Interactions between groundwater (GW) and surface water (SW) have important implications for water quantity, water quality, and ecological health. The subsurface region proximal to SW bodies, the GW–SW interface, is crucial as it actively regulates the transfer of nutrients, contaminants, and water between GW systems and SW environments. However, geological, hydrological, and biogeochemical heterogeneity in the GW–SW interface makes it difficult to characterise with direct observations.

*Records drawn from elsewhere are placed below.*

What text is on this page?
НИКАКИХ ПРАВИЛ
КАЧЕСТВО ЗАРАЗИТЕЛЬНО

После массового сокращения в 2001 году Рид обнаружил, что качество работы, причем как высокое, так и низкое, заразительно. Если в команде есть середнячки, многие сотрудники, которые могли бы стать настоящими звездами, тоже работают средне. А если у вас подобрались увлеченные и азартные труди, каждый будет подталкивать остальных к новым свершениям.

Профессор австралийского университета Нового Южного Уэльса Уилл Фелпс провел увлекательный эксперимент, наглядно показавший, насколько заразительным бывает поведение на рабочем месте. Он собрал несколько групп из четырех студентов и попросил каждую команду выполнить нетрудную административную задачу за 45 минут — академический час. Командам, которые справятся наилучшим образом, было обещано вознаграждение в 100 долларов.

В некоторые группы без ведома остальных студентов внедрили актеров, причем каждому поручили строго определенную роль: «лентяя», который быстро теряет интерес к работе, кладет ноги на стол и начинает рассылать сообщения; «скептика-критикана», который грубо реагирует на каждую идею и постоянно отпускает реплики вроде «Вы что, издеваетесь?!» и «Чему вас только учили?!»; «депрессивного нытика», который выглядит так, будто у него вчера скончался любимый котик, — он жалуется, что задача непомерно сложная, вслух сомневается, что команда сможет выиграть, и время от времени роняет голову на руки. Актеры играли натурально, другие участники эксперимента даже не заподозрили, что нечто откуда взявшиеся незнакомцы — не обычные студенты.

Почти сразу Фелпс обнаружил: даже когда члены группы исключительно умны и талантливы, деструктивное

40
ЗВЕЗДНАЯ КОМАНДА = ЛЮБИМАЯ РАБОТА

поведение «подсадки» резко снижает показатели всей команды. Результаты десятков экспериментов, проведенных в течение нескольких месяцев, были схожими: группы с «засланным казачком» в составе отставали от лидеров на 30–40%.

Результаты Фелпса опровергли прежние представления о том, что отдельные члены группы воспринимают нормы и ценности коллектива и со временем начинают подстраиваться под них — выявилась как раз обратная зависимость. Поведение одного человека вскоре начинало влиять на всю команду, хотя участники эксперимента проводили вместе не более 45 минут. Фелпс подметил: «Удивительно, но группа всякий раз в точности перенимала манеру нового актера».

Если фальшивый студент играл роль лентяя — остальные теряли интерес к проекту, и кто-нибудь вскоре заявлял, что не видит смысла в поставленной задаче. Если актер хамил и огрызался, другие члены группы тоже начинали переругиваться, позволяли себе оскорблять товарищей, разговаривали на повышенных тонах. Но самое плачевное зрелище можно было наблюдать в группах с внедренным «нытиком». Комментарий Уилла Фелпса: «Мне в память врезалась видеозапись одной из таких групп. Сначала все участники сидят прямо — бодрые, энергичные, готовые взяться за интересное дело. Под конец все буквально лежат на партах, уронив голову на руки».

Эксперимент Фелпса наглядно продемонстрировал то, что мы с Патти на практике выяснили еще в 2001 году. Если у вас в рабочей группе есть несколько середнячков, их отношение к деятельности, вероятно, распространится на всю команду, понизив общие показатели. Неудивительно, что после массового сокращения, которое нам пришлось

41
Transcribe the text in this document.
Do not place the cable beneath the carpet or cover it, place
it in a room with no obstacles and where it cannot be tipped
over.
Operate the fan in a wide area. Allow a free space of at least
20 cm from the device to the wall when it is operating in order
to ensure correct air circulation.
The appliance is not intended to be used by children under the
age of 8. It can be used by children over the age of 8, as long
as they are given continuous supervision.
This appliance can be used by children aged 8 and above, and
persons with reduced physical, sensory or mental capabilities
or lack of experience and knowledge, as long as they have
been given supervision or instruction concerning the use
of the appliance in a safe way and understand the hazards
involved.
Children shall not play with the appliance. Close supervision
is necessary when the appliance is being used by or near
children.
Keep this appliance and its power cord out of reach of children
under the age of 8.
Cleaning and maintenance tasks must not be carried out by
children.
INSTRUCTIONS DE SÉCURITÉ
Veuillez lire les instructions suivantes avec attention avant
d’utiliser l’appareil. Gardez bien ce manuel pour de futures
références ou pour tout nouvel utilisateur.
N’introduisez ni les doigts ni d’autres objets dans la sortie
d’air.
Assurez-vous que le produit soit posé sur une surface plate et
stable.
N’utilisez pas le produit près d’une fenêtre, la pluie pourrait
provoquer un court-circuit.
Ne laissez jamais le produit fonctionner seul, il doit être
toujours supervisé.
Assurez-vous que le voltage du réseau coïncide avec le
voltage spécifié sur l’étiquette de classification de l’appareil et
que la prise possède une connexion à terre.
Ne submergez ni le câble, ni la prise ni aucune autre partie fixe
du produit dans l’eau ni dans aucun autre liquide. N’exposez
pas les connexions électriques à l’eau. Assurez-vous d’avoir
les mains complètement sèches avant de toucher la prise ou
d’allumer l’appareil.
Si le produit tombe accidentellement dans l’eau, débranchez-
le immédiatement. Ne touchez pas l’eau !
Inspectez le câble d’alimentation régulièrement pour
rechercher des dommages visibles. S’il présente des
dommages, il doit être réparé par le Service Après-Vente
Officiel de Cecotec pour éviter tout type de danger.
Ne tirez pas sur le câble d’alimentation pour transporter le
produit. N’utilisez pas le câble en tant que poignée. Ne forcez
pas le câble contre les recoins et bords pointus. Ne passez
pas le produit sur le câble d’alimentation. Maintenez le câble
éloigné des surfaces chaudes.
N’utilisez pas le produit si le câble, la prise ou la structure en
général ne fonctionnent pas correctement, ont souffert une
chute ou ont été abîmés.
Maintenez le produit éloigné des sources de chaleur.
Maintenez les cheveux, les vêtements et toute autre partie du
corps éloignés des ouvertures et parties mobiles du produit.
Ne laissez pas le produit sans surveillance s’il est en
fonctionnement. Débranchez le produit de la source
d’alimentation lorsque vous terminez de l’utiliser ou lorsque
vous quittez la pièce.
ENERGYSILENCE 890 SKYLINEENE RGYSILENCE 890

Over the past two decades geophysics has been increasingly used to characterise spatial and temporal variability throughout the GW–SW interface. Geophysics is a powerful tool in evaluating structural heterogeneity, revealing zones of GW discharge, and monitoring hydrological processes. Geophysics should be used alongside traditional hydrological and biogeochemical methods to provide additional information about the subsurface. Further integration of commonly used geophysical techniques, and adoption of emerging techniques, has the potential to improve understanding of the properties and processes of the GW–SW interface, and ultimately the implications for water quality and environmental health.